8. Two Thousand Stiffs. «A "stiff" is a tramp. It was once my fortune to travel a few weeks with a "push" that numbered two thousand. This was known as "Kelly's Army." Across the wild and woolly West, clear from California, General Kelly and his heroes had captured trains; but they fell down when they crossed the Missouri and went up against the effete East. The East hadn't the slightest intention of giving free transportation to two thousand hoboes. Kelly's Army lay helplessly for some time at Council Bluffs. The day I joined it, made desperate by delay, it marched out to capture a train. […] Being the latest recruit, I was in the last company, of the last regiment, of the Second Division, and, furthermore, in the last rank of the rear-guard. […] I kept a diary on part of the trip, and as I read it over now I note one persistently recurring phrase, namely, "Living fine." We did live fine.

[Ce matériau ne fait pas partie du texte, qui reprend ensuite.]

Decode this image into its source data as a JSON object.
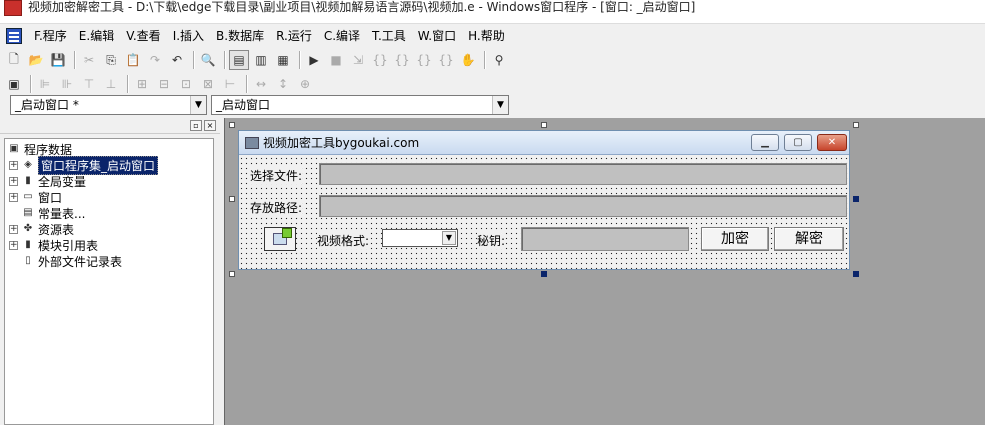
{
  "window": {
    "title": "视频加密解密工具 - D:\\下载\\edge下载目录\\副业项目\\视频加解易语言源码\\视频加.e - Windows窗口程序 - [窗口: _启动窗口]"
  },
  "menu": [
    "F.程序",
    "E.编辑",
    "V.查看",
    "I.插入",
    "B.数据库",
    "R.运行",
    "C.编译",
    "T.工具",
    "W.窗口",
    "H.帮助"
  ],
  "toolbar": {
    "row1": [
      {
        "icon": "new-file-icon",
        "glyph": "🗋"
      },
      {
        "icon": "open-folder-icon",
        "glyph": "📂"
      },
      {
        "icon": "save-icon",
        "glyph": "💾"
      },
      {
        "sep": true
      },
      {
        "icon": "cut-icon",
        "glyph": "✂",
        "disabled": true
      },
      {
        "icon": "copy-icon",
        "glyph": "⎘"
      },
      {
        "icon": "paste-icon",
        "glyph": "📋",
        "disabled": true
      },
      {
        "icon": "redo-icon",
        "glyph": "↷",
        "disabled": true
      },
      {
        "icon": "undo-icon",
        "glyph": "↶"
      },
      {
        "sep": true
      },
      {
        "icon": "find-icon",
        "glyph": "🔍"
      },
      {
        "sep": true
      },
      {
        "icon": "layout-1-icon",
        "glyph": "▤",
        "pressed": true
      },
      {
        "icon": "layout-2-icon",
        "glyph": "▥"
      },
      {
        "icon": "layout-3-icon",
        "glyph": "▦"
      },
      {
        "sep": true
      },
      {
        "icon": "run-icon",
        "glyph": "▶"
      },
      {
        "icon": "stop-icon",
        "glyph": "■",
        "disabled": true
      },
      {
        "icon": "step-1-icon",
        "glyph": "⇲",
        "disabled": true
      },
      {
        "icon": "step-2-icon",
        "glyph": "{}",
        "disabled": true
      },
      {
        "icon": "step-3-icon",
        "glyph": "{}",
        "disabled": true
      },
      {
        "icon": "step-4-icon",
        "glyph": "{}",
        "disabled": true
      },
      {
        "icon": "step-5-icon",
        "glyph": "{}",
        "disabled": true
      },
      {
        "icon": "hand-icon",
        "glyph": "✋",
        "disabled": true
      },
      {
        "sep": true
      },
      {
        "icon": "binoculars-icon",
        "glyph": "⚲"
      }
    ],
    "row2": [
      {
        "icon": "form-icon",
        "glyph": "▣"
      },
      {
        "sep": true
      },
      {
        "icon": "align-left-icon",
        "glyph": "⊫",
        "disabled": true
      },
      {
        "icon": "align-right-icon",
        "glyph": "⊪",
        "disabled": true
      },
      {
        "icon": "align-top-icon",
        "glyph": "⊤",
        "disabled": true
      },
      {
        "icon": "align-bottom-icon",
        "glyph": "⊥",
        "disabled": true
      },
      {
        "sep": true
      },
      {
        "icon": "center-h-icon",
        "glyph": "⊞",
        "disabled": true
      },
      {
        "icon": "center-v-icon",
        "glyph": "⊟",
        "disabled": true
      },
      {
        "icon": "space-h-icon",
        "glyph": "⊡",
        "disabled": true
      },
      {
        "icon": "space-v-icon",
        "glyph": "⊠",
        "disabled": true
      },
      {
        "icon": "space-even-icon",
        "glyph": "⊢",
        "disabled": true
      },
      {
        "sep": true
      },
      {
        "icon": "same-width-icon",
        "glyph": "↔",
        "disabled": true
      },
      {
        "icon": "same-height-icon",
        "glyph": "↕",
        "disabled": true
      },
      {
        "icon": "same-size-icon",
        "glyph": "⊕",
        "disabled": true
      }
    ]
  },
  "combos": {
    "left": "_启动窗口 *",
    "right": "_启动窗口"
  },
  "tree": {
    "root": "程序数据",
    "items": [
      {
        "label": "窗口程序集_启动窗口",
        "icon": "window-program-icon",
        "glyph": "◈",
        "expand": true,
        "selected": true
      },
      {
        "label": "全局变量",
        "icon": "global-var-icon",
        "glyph": "▮",
        "expand": true
      },
      {
        "label": "窗口",
        "icon": "window-icon",
        "glyph": "▭",
        "expand": true
      },
      {
        "label": "常量表...",
        "icon": "constant-table-icon",
        "glyph": "▤",
        "expand": false
      },
      {
        "label": "资源表",
        "icon": "resource-table-icon",
        "glyph": "✤",
        "expand": true
      },
      {
        "label": "模块引用表",
        "icon": "module-ref-icon",
        "glyph": "▮",
        "expand": true
      },
      {
        "label": "外部文件记录表",
        "icon": "external-file-icon",
        "glyph": "▯",
        "expand": false
      }
    ]
  },
  "form": {
    "title": "视频加密工具bygoukai.com",
    "window_buttons": {
      "minimize": "▁",
      "maximize": "▢",
      "close": "✕"
    },
    "label_select_file": "选择文件:",
    "label_save_path": "存放路径:",
    "label_format": "视频格式:",
    "label_key": "秘钥:",
    "btn_encrypt": "加密",
    "btn_decrypt": "解密"
  }
}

We even disdained to use coffee boiled in water. We made our coffee out of milk, calling the wonderful beverage, if I remember rightly, "pale Vienna." […] Somebody told me that Quincy was the richest town of its size in the United States. When I heard this, I was immediately overcome by an irresistible impulse to throw my feet. No "blowed-in-the-glass profesh" could possibly pass up such a promising burg. I crossed the river to Quincy in a small dug- out; but I came back in a large riverboat, down to the gunwales with the results of my thrown feet. […]I told a thousand "stories" to the good people of Quincy, and every story was "good"; but since I have come to write for the magazines I have often regretted the wealth of story, the fecundity of fiction, I lavished that day in Quincy, Illinois. […] As a sample of life on The Road, I make the following quotation from my diary of the several days following my desertion. […]"Tuesday, May 29th. Arrived in Chicago at 7 A.M. . . . " […]» Jack London quitte l'armée en désertant, et mettra fin à sa vie de vagabondage. Rappelons qu'il nous décrit des faites authentiques reliés à l'histoire socio-économique états-unienne, au moment de la dépression économique des années 1980.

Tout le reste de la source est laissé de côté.